Background and aims
Psoriasis vulgaris is well-known as a chronic, recurrent, immune-mediated inflammatory disease with a conceded genetic predisposition. Neither the etiology of the psoriasis, nor specific laboratory markers for its disease activity have been clearly elucidated. Prolactin (PRL) acts as a cytokine with immunomodulatory functions, therefore it plays a role in skin biology. However, the results of PRL as a marker remains unclear.
The aim of this study was to confirm whether serum PRL levels reflect the activity of the disease or systemic complications, like inflammatory joint disease.
An observational study of a total of 21 patients (12 with and 9 without psoriatic arthritis) suffering from psoriasis vulgaris were included. The control group included 20 sex and age matched healthy individuals. In all patients, we determined skin disease activity according to the PASI index and joint activity in patients with psoriatic arthritis measured by DAPSA score. The concentration of PRL in the serum was measured by electrochemiluminescence method (ECLIA).
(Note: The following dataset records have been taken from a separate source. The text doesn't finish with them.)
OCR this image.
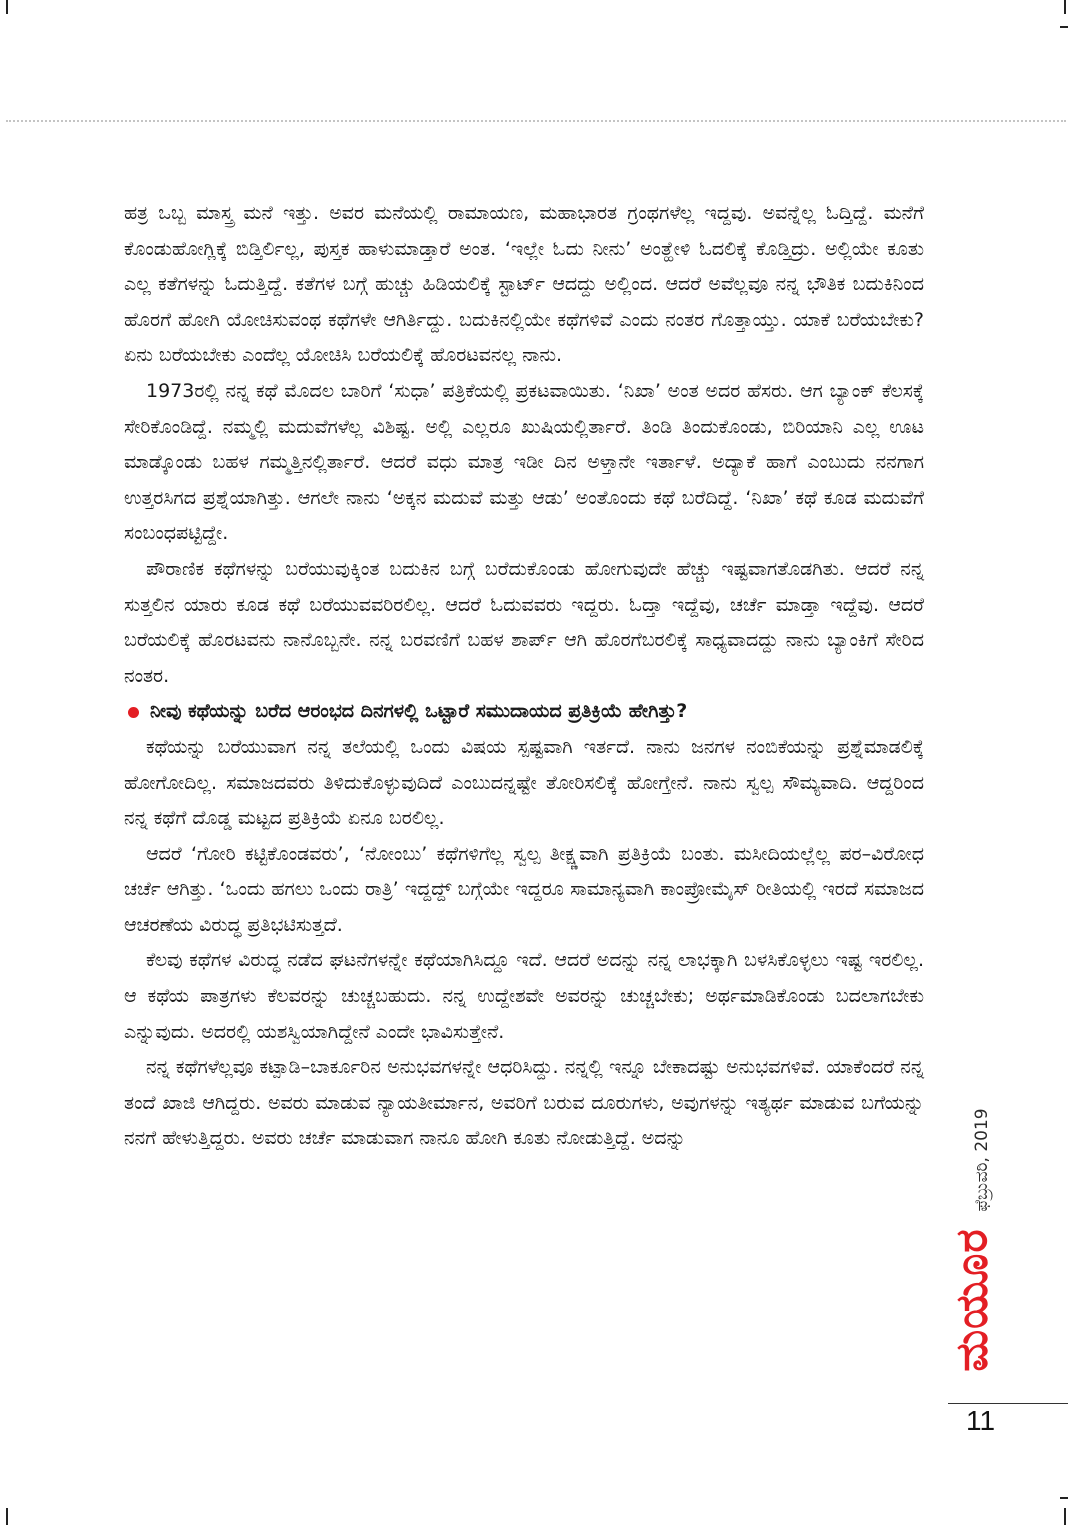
ಹತ್ರ ಒಬ್ಬ ಮಾಸ್ತ್ರ ಮನೆ ಇತ್ತು. ಅವರ ಮನೆಯಲ್ಲಿ ರಾಮಾಯಣ, ಮಹಾಭಾರತ ಗ್ರಂಥಗಳೆಲ್ಲ ಇದ್ದವು. ಅವನ್ನೆಲ್ಲ ಓದ್ತಿದ್ದೆ. ಮನೆಗೆ ಕೊಂಡುಹೋಗ್ಲಿಕ್ಕೆ ಬಿಡ್ತಿರ್ಲಿಲ್ಲ, ಪುಸ್ತಕ ಹಾಳುಮಾಡ್ತಾರೆ ಅಂತ. ‘ಇಲ್ಲೇ ಓದು ನೀನು’ ಅಂತ್ಹೇಳಿ ಓದಲಿಕ್ಕೆ ಕೊಡ್ತಿದ್ರು. ಅಲ್ಲಿಯೇ ಕೂತು ಎಲ್ಲ ಕತೆಗಳನ್ನು ಓದುತ್ತಿದ್ದೆ. ಕತೆಗಳ ಬಗ್ಗೆ ಹುಚ್ಚು ಹಿಡಿಯಲಿಕ್ಕೆ ಸ್ಟಾರ್ಟ್ ಆದದ್ದು ಅಲ್ಲಿಂದ. ಆದರೆ ಅವೆಲ್ಲವೂ ನನ್ನ ಭೌತಿಕ ಬದುಕಿನಿಂದ ಹೊರಗೆ ಹೋಗಿ ಯೋಚಿಸುವಂಥ ಕಥೆಗಳೇ ಆಗಿರ್ತಿದ್ದು. ಬದುಕಿನಲ್ಲಿಯೇ ಕಥೆಗಳಿವೆ ಎಂದು ನಂತರ ಗೊತ್ತಾಯ್ತು. ಯಾಕೆ ಬರೆಯಬೇಕು? ಏನು ಬರೆಯಬೇಕು ಎಂದೆಲ್ಲ ಯೋಚಿಸಿ ಬರೆಯಲಿಕ್ಕೆ ಹೊರಟವನಲ್ಲ ನಾನು.

1973ರಲ್ಲಿ ನನ್ನ ಕಥೆ ಮೊದಲ ಬಾರಿಗೆ ‘ಸುಧಾ’ ಪತ್ರಿಕೆಯಲ್ಲಿ ಪ್ರಕಟವಾಯಿತು. ‘ನಿಖಾ’ ಅಂತ ಅದರ ಹೆಸರು. ಆಗ ಬ್ಯಾಂಕ್ ಕೆಲಸಕ್ಕೆ ಸೇರಿಕೊಂಡಿದ್ದೆ. ನಮ್ಮಲ್ಲಿ ಮದುವೆಗಳೆಲ್ಲ ವಿಶಿಷ್ಟ. ಅಲ್ಲಿ ಎಲ್ಲರೂ ಖುಷಿಯಲ್ಲಿರ್ತಾರೆ. ತಿಂಡಿ ತಿಂದುಕೊಂಡು, ಬಿರಿಯಾನಿ ಎಲ್ಲ ಊಟ ಮಾಡ್ಕೊಂಡು ಬಹಳ ಗಮ್ಮತ್ತಿನಲ್ಲಿರ್ತಾರೆ. ಆದರೆ ವಧು ಮಾತ್ರ ಇಡೀ ದಿನ ಅಳ್ತಾನೇ ಇರ್ತಾಳೆ. ಅದ್ಯಾಕೆ ಹಾಗೆ ಎಂಬುದು ನನಗಾಗ ಉತ್ತರಸಿಗದ ಪ್ರಶ್ನೆಯಾಗಿತ್ತು. ಆಗಲೇ ನಾನು ‘ಅಕ್ಕನ ಮದುವೆ ಮತ್ತು ಆಡು’ ಅಂತೊಂದು ಕಥೆ ಬರೆದಿದ್ದೆ. ‘ನಿಖಾ’ ಕಥೆ ಕೂಡ ಮದುವೆಗೆ ಸಂಬಂಧಪಟ್ಟಿದ್ದೇ.

ಪೌರಾಣಿಕ ಕಥೆಗಳನ್ನು ಬರೆಯುವುಕ್ಕಿಂತ ಬದುಕಿನ ಬಗ್ಗೆ ಬರೆದುಕೊಂಡು ಹೋಗುವುದೇ ಹೆಚ್ಚು ಇಷ್ಟವಾಗತೊಡಗಿತು. ಆದರೆ ನನ್ನ ಸುತ್ತಲಿನ ಯಾರು ಕೂಡ ಕಥೆ ಬರೆಯುವವರಿರಲಿಲ್ಲ. ಆದರೆ ಓದುವವರು ಇದ್ದರು. ಓದ್ತಾ ಇದ್ದೆವು, ಚರ್ಚೆ ಮಾಡ್ತಾ ಇದ್ದೆವು. ಆದರೆ ಬರೆಯಲಿಕ್ಕೆ ಹೊರಟವನು ನಾನೊಬ್ಬನೇ. ನನ್ನ ಬರವಣಿಗೆ ಬಹಳ ಶಾರ್ಪ್ ಆಗಿ ಹೊರಗೆಬರಲಿಕ್ಕೆ ಸಾಧ್ಯವಾದದ್ದು ನಾನು ಬ್ಯಾಂಕಿಗೆ ಸೇರಿದ ನಂತರ.

ನೀವು ಕಥೆಯನ್ನು ಬರೆದ ಆರಂಭದ ದಿನಗಳಲ್ಲಿ ಒಟ್ಟಾರೆ ಸಮುದಾಯದ ಪ್ರತಿಕ್ರಿಯೆ ಹೇಗಿತ್ತು?

ಕಥೆಯನ್ನು ಬರೆಯುವಾಗ ನನ್ನ ತಲೆಯಲ್ಲಿ ಒಂದು ವಿಷಯ ಸ್ಪಷ್ಟವಾಗಿ ಇರ್ತದೆ. ನಾನು ಜನಗಳ ನಂಬಿಕೆಯನ್ನು ಪ್ರಶ್ನೆಮಾಡಲಿಕ್ಕೆ ಹೋಗೋದಿಲ್ಲ. ಸಮಾಜದವರು ತಿಳಿದುಕೊಳ್ಳುವುದಿದೆ ಎಂಬುದನ್ನಷ್ಟೇ ತೋರಿಸಲಿಕ್ಕೆ ಹೋಗ್ತೇನೆ. ನಾನು ಸ್ವಲ್ಪ ಸೌಮ್ಯವಾದಿ. ಆದ್ದರಿಂದ ನನ್ನ ಕಥೆಗೆ ದೊಡ್ಡ ಮಟ್ಟದ ಪ್ರತಿಕ್ರಿಯೆ ಏನೂ ಬರಲಿಲ್ಲ.

ಆದರೆ ‘ಗೋರಿ ಕಟ್ಟಿಕೊಂಡವರು’, ‘ನೋಂಬು’ ಕಥೆಗಳಿಗೆಲ್ಲ ಸ್ವಲ್ಪ ತೀಕ್ಷ್ಣವಾಗಿ ಪ್ರತಿಕ್ರಿಯೆ ಬಂತು. ಮಸೀದಿಯಲ್ಲೆಲ್ಲ ಪರ–ವಿರೋಧ ಚರ್ಚೆ ಆಗಿತ್ತು. ‘ಒಂದು ಹಗಲು ಒಂದು ರಾತ್ರಿ’ ಇದ್ದದ್ದ್ ಬಗ್ಗೆಯೇ ಇದ್ದರೂ ಸಾಮಾನ್ಯವಾಗಿ ಕಾಂಪ್ರೋಮೈಸ್ ರೀತಿಯಲ್ಲಿ ಇರದೆ ಸಮಾಜದ ಆಚರಣೆಯ ವಿರುದ್ಧ ಪ್ರತಿಭಟಿಸುತ್ತದೆ.

ಕೆಲವು ಕಥೆಗಳ ವಿರುದ್ಧ ನಡೆದ ಘಟನೆಗಳನ್ನೇ ಕಥೆಯಾಗಿಸಿದ್ದೂ ಇದೆ. ಆದರೆ ಅದನ್ನು ನನ್ನ ಲಾಭಕ್ಕಾಗಿ ಬಳಸಿಕೊಳ್ಳಲು ಇಷ್ಟ ಇರಲಿಲ್ಲ. ಆ ಕಥೆಯ ಪಾತ್ರಗಳು ಕೆಲವರನ್ನು ಚುಚ್ಚಬಹುದು. ನನ್ನ ಉದ್ದೇಶವೇ ಅವರನ್ನು ಚುಚ್ಚಬೇಕು; ಅರ್ಥಮಾಡಿಕೊಂಡು ಬದಲಾಗಬೇಕು ಎನ್ನುವುದು. ಅದರಲ್ಲಿ ಯಶಸ್ವಿಯಾಗಿದ್ದೇನೆ ಎಂದೇ ಭಾವಿಸುತ್ತೇನೆ.

ನನ್ನ ಕಥೆಗಳೆಲ್ಲವೂ ಕಟ್ಪಾಡಿ–ಬಾರ್ಕೂರಿನ ಅನುಭವಗಳನ್ನೇ ಆಧರಿಸಿದ್ದು. ನನ್ನಲ್ಲಿ ಇನ್ನೂ ಬೇಕಾದಷ್ಟು ಅನುಭವಗಳಿವೆ. ಯಾಕೆಂದರೆ ನನ್ನ ತಂದೆ ಖಾಜಿ ಆಗಿದ್ದರು. ಅವರು ಮಾಡುವ ನ್ಯಾಯತೀರ್ಮಾನ, ಅವರಿಗೆ ಬರುವ ದೂರುಗಳು, ಅವುಗಳನ್ನು ಇತ್ಯರ್ಥ ಮಾಡುವ ಬಗೆಯನ್ನು ನನಗೆ ಹೇಳುತ್ತಿದ್ದರು. ಅವರು ಚರ್ಚೆ ಮಾಡುವಾಗ ನಾನೂ ಹೋಗಿ ಕೂತು ನೋಡುತ್ತಿದ್ದೆ. ಅದನ್ನು	ಫೆಬ್ರುವರಿ, 2019
ಮಯೂರ
11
The serum PRL levels were significantly higher in psoriatic patients (369.61 ±29.48mIU/L) compared to healthy individuals (152.30 ±7.49mIU/L), p<0.0001. Baseline prolactin demonstrated a significant positive correlation with the severity of psoriasis (r=0.984, p<0.0001). We noticed that correlations between HAMA and prolactin and DLQI and prolactin on group of psoriatic patients were not significant (p> 0.05), but correlation between HAMD and PRL is positive, medium-high and statistically significant (p <0.05). The PRL serum levels in active PsA (determined as 4 swollen and tender joints) were significantly higher than in PV patients and controls, p<0.0001 and p=0.002, respectively, even though, we had two subgroups with a compact number of patients.
Our results showed that PRL serum levels are a marker of local skin activity and also of systemic complication like active arthritis.